«Les maltraitances dans l’enfance sont associées à une moins bonne santé physique dans les troubles bipolaires.»
Ophélia Godin, épidémiologiste, chercheuse à la Fondation FondaMental, Institut Mondor de Recherches Biomédicales.
Les personnes souffrant de troubles bipolaires présentent un risque augmenté de présenter des maladies somatiques ou physiques. Cela concerne principalement les maladies cardio-vasculaires, le diabète, et certaines pathologies cancéreuses. Ce risque est lié à de multiples facteurs de risque, dont les antécédents familiaux, les consommations de tabac ou d’autres produits toxiques, l’hygiène de vie, ou l’exposition à certains médicaments psychotropes parmi d’autres. De plus, il existe des données en population générale suggérant que les antécédents de maltraitances dans l’enfance sont associés à une moins bonne santé physique à l’âge adulte. Or, ces antécédents sont très fréquemment rapportés par les personnes souffrant de troubles bipolaires. Nous nous sommes donc interrogés pour savoir si les antécédents de maltraitances dans l’enfance étaient associés à une moins bonne santé physique chez les personnes souffrant de troubles bipolaires.

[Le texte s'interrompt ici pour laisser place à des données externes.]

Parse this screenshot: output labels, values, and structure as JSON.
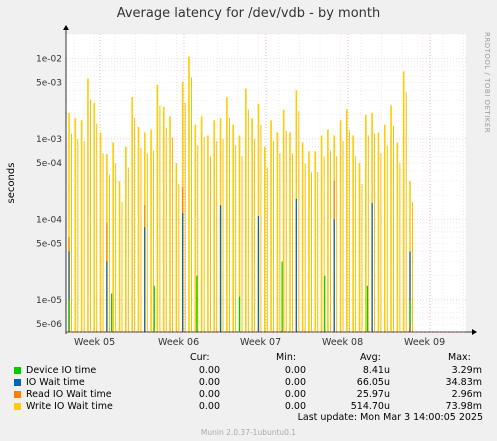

Pour cette étude, nous avons étudié les données médicales et les questionnaires de maltraitances dans l’enfance chez 2891 personnes évalués dans le Réseau National des Centres Experts Troubles Bipolaires de la Fondation Fondamental. Les personnes sont évaluées sur le plan médical grâce à une liste de 29 maladies somatiques qu’ils ont pu présenter au cours de leur vie et dont ils peuvent encore souffrir à l’âge adulte. Cette liste concerne les troubles neurologiques, cardio-vasculaires, endocriniens et métaboliques, urinaires, dermatologiques, hépatiques et digestifs, les allergies, maladies auto-immunes, pathologies cancéreuses et maladies infectieuses chroniques. Nous avons construit un score très simple de «fardeau médical » qui correspond à la somme de toutes les pathologies qu’une personne a présentées - ou présente encore actuellement - au cours de sa vie.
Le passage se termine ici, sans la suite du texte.